There are five points you can make.
- First, the coping skill or behavioral intervention is not supposed to work if that means solving the underlying problem. Coping skills and behavioral interventions do not immediately cure anxiety, mend broken hearts, correct disruptive behaviors, disentangle power struggles, or alleviate depression. That is not what their job is. Coping skills and behavioral interventions are there to help us get better at handling complex situations and feelings. In particular, they are good at helping us manage our thoughts (“I can’t do it,” “He should behave better”) and our affect (anger, frustration, rage, anxiety, sadness), so that over time we get better at solving the problems, and break out of the patterns that perpetuate these problems.
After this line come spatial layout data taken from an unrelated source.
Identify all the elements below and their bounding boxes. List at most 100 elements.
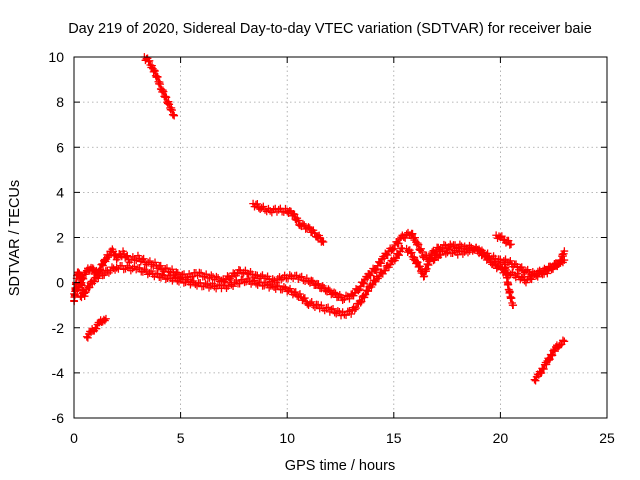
- y-tick-label: 4: [56, 184, 64, 200]
- plus-marker: [173, 268, 182, 277]
- plus-marker: [381, 266, 390, 275]
- plus-marker: [294, 216, 303, 225]
- plus-marker: [349, 291, 358, 300]
- x-axis-label: GPS time / hours: [285, 458, 395, 474]
- plus-marker: [399, 233, 408, 242]
- plus-marker: [134, 251, 142, 260]
- plus-marker: [350, 305, 359, 314]
- segment-arc-early: [82, 314, 110, 342]
- plus-marker: [401, 234, 410, 242]
- plus-marker: [151, 258, 159, 267]
- segment-arc-mid: [249, 199, 328, 246]
- y-tick-label: 8: [56, 94, 64, 110]
- plus-marker: [325, 286, 334, 295]
- plus-marker: [513, 269, 522, 278]
- y-tick-label: -6: [52, 410, 65, 426]
- plus-marker: [85, 283, 94, 292]
- y-tick-label: 6: [56, 139, 64, 155]
- x-tick-label: 20: [493, 430, 509, 446]
- plus-marker: [159, 87, 168, 96]
- x-tick-label: 15: [386, 430, 402, 446]
- plus-marker: [394, 239, 403, 248]
- y-tick-labels: -6 -4 -2 0 2 4 6 8 10: [48, 49, 64, 426]
- axis-ticks: [73, 56, 608, 419]
- plus-marker: [310, 229, 319, 237]
- y-tick-label: 10: [48, 49, 64, 65]
- plus-marker: [368, 280, 377, 289]
- plus-marker: [99, 261, 107, 270]
- plus-marker: [324, 285, 333, 293]
- plus-marker: [296, 290, 304, 298]
- plus-marker: [377, 259, 385, 268]
- y-tick-label: -2: [52, 320, 65, 336]
- plus-marker: [559, 336, 567, 345]
- plus-marker: [364, 287, 373, 296]
- plus-marker: [161, 92, 170, 101]
- plus-marker: [345, 294, 354, 303]
- plus-marker: [507, 240, 515, 249]
- plus-marker: [168, 106, 176, 114]
- x-tick-labels: 0 5 10 15 20 25: [70, 430, 615, 446]
- y-axis-label: SDTVAR / TECUs: [7, 180, 23, 296]
- plus-marker: [318, 237, 327, 245]
- plus-marker: [150, 66, 159, 75]
- plus-marker: [94, 274, 103, 283]
- plus-marker: [408, 229, 417, 238]
- plus-marker: [77, 293, 86, 302]
- plus-marker: [352, 304, 360, 313]
- plus-marker: [169, 110, 178, 119]
- plus-marker: [156, 261, 165, 270]
- segment-drop-20: [500, 260, 518, 310]
- plus-marker: [366, 271, 375, 280]
- plus-marker: [347, 310, 356, 318]
- segment-arc-twenty: [492, 231, 515, 249]
- chart-title: Day 219 of 2020, Sidereal Day-to-day VTE…: [68, 21, 592, 37]
- plus-marker: [138, 255, 147, 264]
- plus-marker: [123, 251, 132, 260]
- plus-marker: [557, 340, 566, 349]
- plus-marker: [522, 278, 530, 287]
- plus-marker: [308, 277, 317, 286]
- plus-marker: [414, 240, 423, 249]
- plus-marker: [416, 262, 424, 271]
- plus-marker: [549, 265, 557, 273]
- plus-marker: [330, 288, 338, 297]
- x-tick-label: 0: [70, 430, 78, 446]
- plus-marker: [162, 93, 171, 102]
- plus-marker: [375, 272, 384, 281]
- plus-marker: [380, 254, 389, 263]
- plus-marker: [168, 265, 176, 274]
- plus-marker: [545, 356, 553, 364]
- segment-hump-band: [402, 240, 569, 287]
- plus-marker: [548, 351, 557, 360]
- y-tick-label: 2: [56, 230, 64, 246]
- plus-marker: [253, 200, 262, 208]
- plus-marker: [540, 365, 548, 373]
- plus-marker: [497, 232, 506, 240]
- segment-lower-band: [76, 244, 407, 320]
- segment-arc-top: [140, 53, 179, 120]
- plus-marker: [527, 275, 536, 284]
- plus-marker: [506, 257, 515, 265]
- plus-marker: [92, 324, 101, 333]
- y-tick-label: 0: [56, 275, 64, 291]
- plus-marker: [417, 244, 425, 253]
- plus-marker: [90, 277, 99, 286]
- plus-marker: [356, 298, 365, 307]
- plus-marker: [298, 219, 307, 228]
- plus-marker: [151, 67, 159, 75]
- plus-marker: [158, 86, 167, 95]
- plus-marker: [388, 245, 397, 254]
- plus-marker: [490, 258, 499, 266]
- plus-marker: [148, 61, 156, 70]
- plus-marker: [485, 254, 494, 262]
- plus-marker: [291, 288, 300, 296]
- plus-marker: [531, 376, 540, 385]
- plus-marker: [223, 272, 232, 280]
- plus-marker: [383, 251, 392, 260]
- plus-marker: [357, 297, 366, 306]
- plus-marker: [320, 284, 329, 292]
- plus-marker: [285, 206, 294, 215]
- plus-marker: [82, 270, 90, 279]
- plus-marker: [102, 314, 110, 323]
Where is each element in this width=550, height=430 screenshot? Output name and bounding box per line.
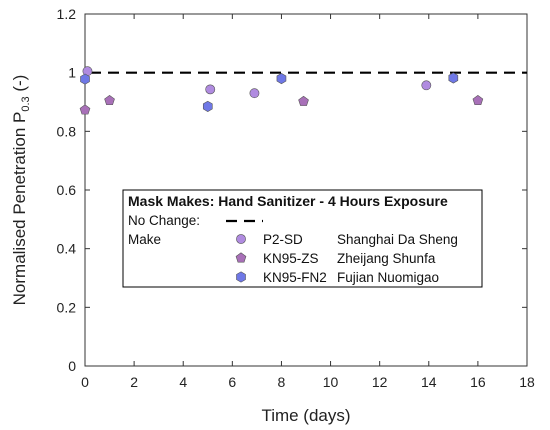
- legend-series-manufacturer: Fujian Nuomigao: [337, 270, 439, 285]
- x-tick-label: 14: [421, 374, 437, 390]
- legend-entry: P2-SD Shanghai Da Sheng: [236, 232, 458, 247]
- y-axis-title-suffix: (-): [10, 75, 29, 97]
- data-point: [421, 80, 432, 91]
- legend-box: [122, 189, 483, 288]
- data-point: [80, 73, 90, 85]
- legend-series-name: KN95-FN2: [263, 270, 327, 285]
- x-tick-label: 8: [278, 374, 286, 390]
- legend-no-change-label: No Change:: [128, 213, 200, 228]
- x-tick-label: 10: [323, 374, 339, 390]
- series-P2-SD: [82, 66, 432, 99]
- legend-entry: KN95-ZS Zheijang Shunfa: [235, 251, 436, 266]
- y-tick-label: 0: [68, 358, 76, 374]
- x-axis-title: Time (days): [261, 406, 350, 425]
- y-axis-title-subscript: 0.3: [20, 96, 32, 111]
- legend-entries: P2-SD Shanghai Da Sheng KN95-ZS Zheijang Sh…: [235, 232, 458, 285]
- legend-marker: [236, 271, 246, 283]
- legend-series-name: KN95-ZS: [263, 251, 319, 266]
- legend-series-name: P2-SD: [263, 232, 303, 247]
- legend-series-manufacturer: Zheijang Shunfa: [337, 251, 436, 266]
- data-point: [79, 104, 91, 115]
- legend-series-manufacturer: Shanghai Da Sheng: [337, 232, 458, 247]
- data-point: [104, 94, 115, 106]
- data-point: [472, 94, 484, 106]
- x-tick-label: 4: [179, 374, 187, 390]
- y-tick-label: 1.2: [57, 6, 77, 22]
- y-tick-label: 0.4: [57, 241, 77, 257]
- data-point: [205, 84, 216, 95]
- x-tick-label: 6: [228, 374, 236, 390]
- x-tick-label: 12: [372, 374, 388, 390]
- legend-make-label: Make: [128, 232, 161, 247]
- x-tick-label: 2: [130, 374, 138, 390]
- data-points: [79, 66, 484, 115]
- legend-marker: [235, 252, 247, 263]
- series-KN95-FN2: [80, 72, 459, 112]
- series-KN95-ZS: [79, 94, 484, 115]
- y-tick-label: 1: [68, 65, 76, 81]
- x-tick-label: 18: [519, 374, 535, 390]
- legend-title: Mask Makes: Hand Sanitizer - 4 Hours Exp…: [128, 193, 448, 209]
- y-tick-label: 0.6: [57, 182, 77, 198]
- data-point: [276, 72, 287, 85]
- legend-entry: KN95-FN2 Fujian Nuomigao: [236, 270, 439, 285]
- data-point: [298, 95, 309, 106]
- y-tick-label: 0.8: [57, 123, 77, 139]
- data-point: [448, 72, 459, 84]
- y-axis-title: Normalised Penetration P0.3 (-): [10, 75, 32, 306]
- legend-marker: [236, 234, 246, 244]
- legend: Mask Makes: Hand Sanitizer - 4 Hours Exp…: [122, 189, 483, 288]
- data-point: [249, 88, 260, 99]
- x-tick-label: 16: [470, 374, 486, 390]
- ticks: 0 2 4 6 8 10 12 14 16 18 0 0.2 0.4 0.6 0.8 1 1.2: [57, 6, 535, 390]
- data-point: [202, 100, 213, 112]
- y-tick-label: 0.2: [57, 299, 77, 315]
- y-axis-title-main: Normalised Penetration P: [10, 112, 29, 306]
- x-tick-label: 0: [81, 374, 89, 390]
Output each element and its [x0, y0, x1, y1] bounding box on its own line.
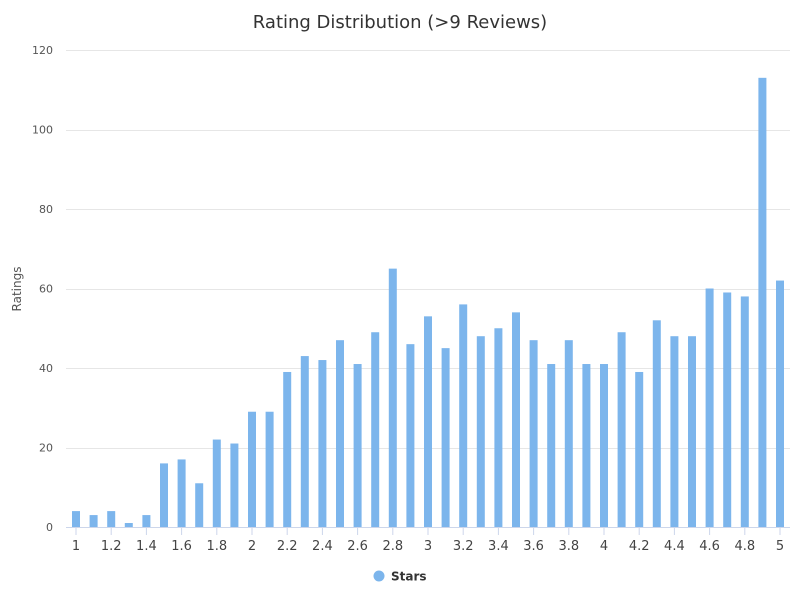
- x-tick-label: 3: [424, 539, 432, 554]
- bar[interactable]: [476, 336, 485, 527]
- bar[interactable]: [617, 332, 626, 527]
- y-tick-label: 100: [32, 124, 53, 137]
- bar[interactable]: [494, 328, 503, 527]
- bar[interactable]: [72, 511, 80, 527]
- x-tick-label: 2.6: [347, 539, 368, 554]
- bar[interactable]: [212, 439, 221, 527]
- bar[interactable]: [283, 371, 292, 527]
- bar[interactable]: [600, 364, 608, 527]
- x-tick-label: 4.4: [664, 539, 685, 554]
- x-tick-label: 4: [600, 539, 608, 554]
- bar[interactable]: [705, 288, 714, 528]
- x-tick-label: 4.6: [699, 539, 720, 554]
- bar[interactable]: [265, 411, 274, 527]
- y-tick-label: 0: [46, 521, 53, 534]
- bar[interactable]: [564, 340, 573, 527]
- y-tick-label: 120: [32, 44, 53, 57]
- x-tick-label: 3.8: [558, 539, 579, 554]
- x-tick-label: 5: [776, 539, 784, 554]
- bar[interactable]: [336, 340, 344, 527]
- bar[interactable]: [388, 268, 397, 528]
- x-tick-label: 1.8: [206, 539, 227, 554]
- x-tick-label: 1: [72, 539, 80, 554]
- bar[interactable]: [230, 443, 239, 527]
- x-tick-label: 1.4: [136, 539, 157, 554]
- bar[interactable]: [300, 356, 309, 527]
- x-tick-label: 4.8: [734, 539, 755, 554]
- x-tick-label: 3.2: [453, 539, 474, 554]
- y-axis-ticks: 0 20 40 60 80 100 120: [32, 44, 53, 534]
- y-tick-label: 40: [39, 362, 53, 375]
- bar[interactable]: [124, 523, 133, 527]
- x-axis-ticks: 1 1.2 1.4 1.6 1.8 2 2.2 2.4 2.6 2.8 3 3.2 3.4 3.6 3.8 4…: [72, 527, 784, 554]
- y-tick-label: 80: [39, 203, 53, 216]
- y-axis-label: Ratings: [10, 267, 24, 312]
- bar[interactable]: [441, 348, 450, 528]
- bar[interactable]: [635, 371, 644, 527]
- bar[interactable]: [459, 304, 468, 527]
- chart-title: Rating Distribution (>9 Reviews): [253, 12, 547, 33]
- bar[interactable]: [723, 292, 732, 527]
- bar[interactable]: [582, 364, 591, 527]
- legend-marker[interactable]: [373, 570, 385, 582]
- bar[interactable]: [318, 360, 327, 527]
- bar[interactable]: [424, 316, 432, 527]
- bar[interactable]: [740, 296, 749, 527]
- bar[interactable]: [371, 332, 380, 527]
- bar[interactable]: [195, 483, 204, 527]
- x-tick-label: 2: [248, 539, 256, 554]
- bar[interactable]: [547, 364, 556, 527]
- bar-series: [72, 77, 784, 528]
- x-tick-label: 3.4: [488, 539, 509, 554]
- bar[interactable]: [107, 511, 116, 527]
- bar[interactable]: [160, 463, 168, 527]
- bar[interactable]: [177, 459, 186, 527]
- bar[interactable]: [776, 280, 784, 527]
- bar[interactable]: [248, 411, 256, 527]
- x-tick-label: 4.2: [629, 539, 650, 554]
- x-tick-label: 2.8: [382, 539, 403, 554]
- x-tick-label: 3.6: [523, 539, 544, 554]
- bar[interactable]: [142, 515, 151, 527]
- grid-lines: [66, 50, 790, 449]
- bar[interactable]: [652, 320, 661, 527]
- y-tick-label: 60: [39, 283, 53, 296]
- bar[interactable]: [670, 336, 679, 527]
- bar[interactable]: [89, 515, 98, 527]
- bar[interactable]: [406, 344, 415, 527]
- bar[interactable]: [353, 364, 362, 527]
- bar[interactable]: [512, 312, 520, 527]
- x-tick-label: 2.2: [277, 539, 298, 554]
- bar[interactable]: [688, 336, 696, 527]
- legend[interactable]: Stars: [373, 570, 427, 584]
- bar[interactable]: [529, 340, 538, 527]
- legend-label[interactable]: Stars: [391, 570, 427, 584]
- x-tick-label: 1.2: [101, 539, 122, 554]
- x-tick-label: 2.4: [312, 539, 333, 554]
- bar[interactable]: [758, 77, 767, 527]
- x-tick-label: 1.6: [171, 539, 192, 554]
- y-tick-label: 20: [39, 442, 53, 455]
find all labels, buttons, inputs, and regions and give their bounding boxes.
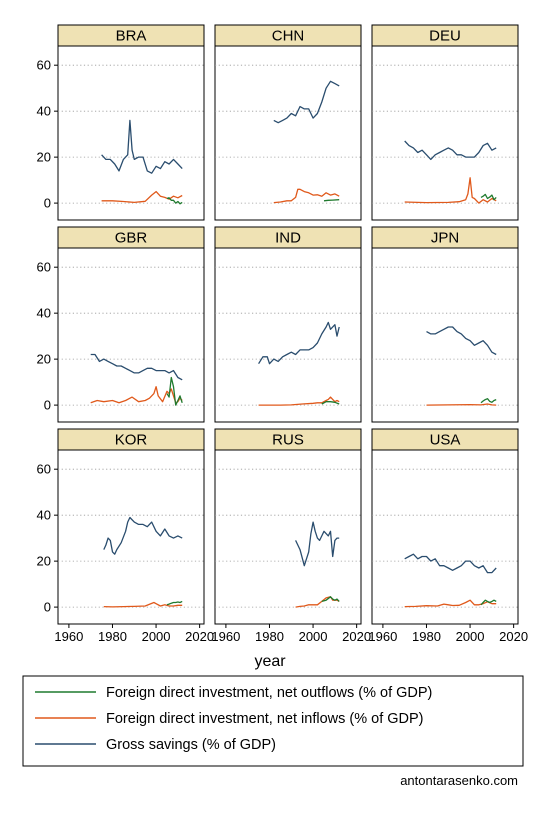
panel-title: GBR: [115, 230, 148, 247]
y-tick-label: 0: [44, 196, 51, 211]
legend-box: [22, 675, 524, 767]
series-line-inflows: [103, 601, 183, 608]
panel-usa: USA: [371, 428, 519, 625]
panel-title: IND: [275, 230, 301, 247]
panel-ind: IND: [214, 226, 362, 423]
panel-bra: BRA: [57, 24, 205, 221]
x-tick-label: 2000: [456, 629, 485, 644]
panel-title: RUS: [272, 432, 304, 449]
panel-jpn: JPN: [371, 226, 519, 423]
series-line-inflows: [101, 190, 183, 204]
x-tick-label: 1980: [412, 629, 441, 644]
series-line-savings: [258, 321, 340, 365]
x-axis-title: year: [254, 653, 286, 670]
panel-frame: [57, 247, 205, 423]
series-line-savings: [426, 326, 497, 356]
series-line-outflows: [321, 596, 340, 603]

- Second, kids and parents do not give skills credit for when they do work. That time you were spiraling out of control and told your mom you needed a break and watched some YouTube videos and then joined the family for dinner? Your coping skills worked, but nobody noticed because they worked. We need to help our young patients and families identify those times that coping skills and behavioral interventions worked.
- Third, let’s face it: Nothing works all the time. It is no wonder kids and families are disappointed by coping skills and behavioral interventions if they think they magically work once and forever. We need to manage expectations.
- Fourth, we know they are supposed to fail, and we should discuss this openly up front. This may sound surprising, but challenging behaviors often get worse when we begin to work on them. “Extinction bursts” is probably the easiest explanation, but for psychodynamically oriented youth and families we could talk about “resistance.” No matter what, things tend to get worse before they get better. We should let people know this ahead of time.
- Fifth, and this is the one that forces youth and parents to ask how hard they actually tried, these skills need to be practiced. You can’t be in the middle of a panic attack and for the first time start trying to pace your breathing with a technique a therapist told you about 3 weeks ago. This makes about as much sense as not training for a marathon. You need to practice and build up the skills, recognizing that as you become more familiar with them, they will help you manage during stressful situations. Every skill should be practiced, preferably several times or more in sessions, maybe every session, and definitely outside of sessions when not in distress.
We cannot blame children and parents for thinking that coping skills and behavioral interventions do not work. They are struggling, suffering, fighting, frightened, angry, anxious, frustrated, and often desperate for something to make everything better. Helping them recognize this desire for things to be better while managing expectations is an essential complement to supporting the use of coping skills and behavioral interventions, and a fairly easy conversation to have with youth.
So when you are talking about coping skills and parental behavioral interventions, it is important to be prepared for the “it didn’t work” conversation, and even to address these issues up front. After all, these strategies may not solve all the problems in the world, but can be lifelong ways of coping with life’s challenges.
Dr. Henderson is associate professor of clinical psychiatry at New York University and deputy director of child and adolescent psychiatry at Bellevue Hospital, New York.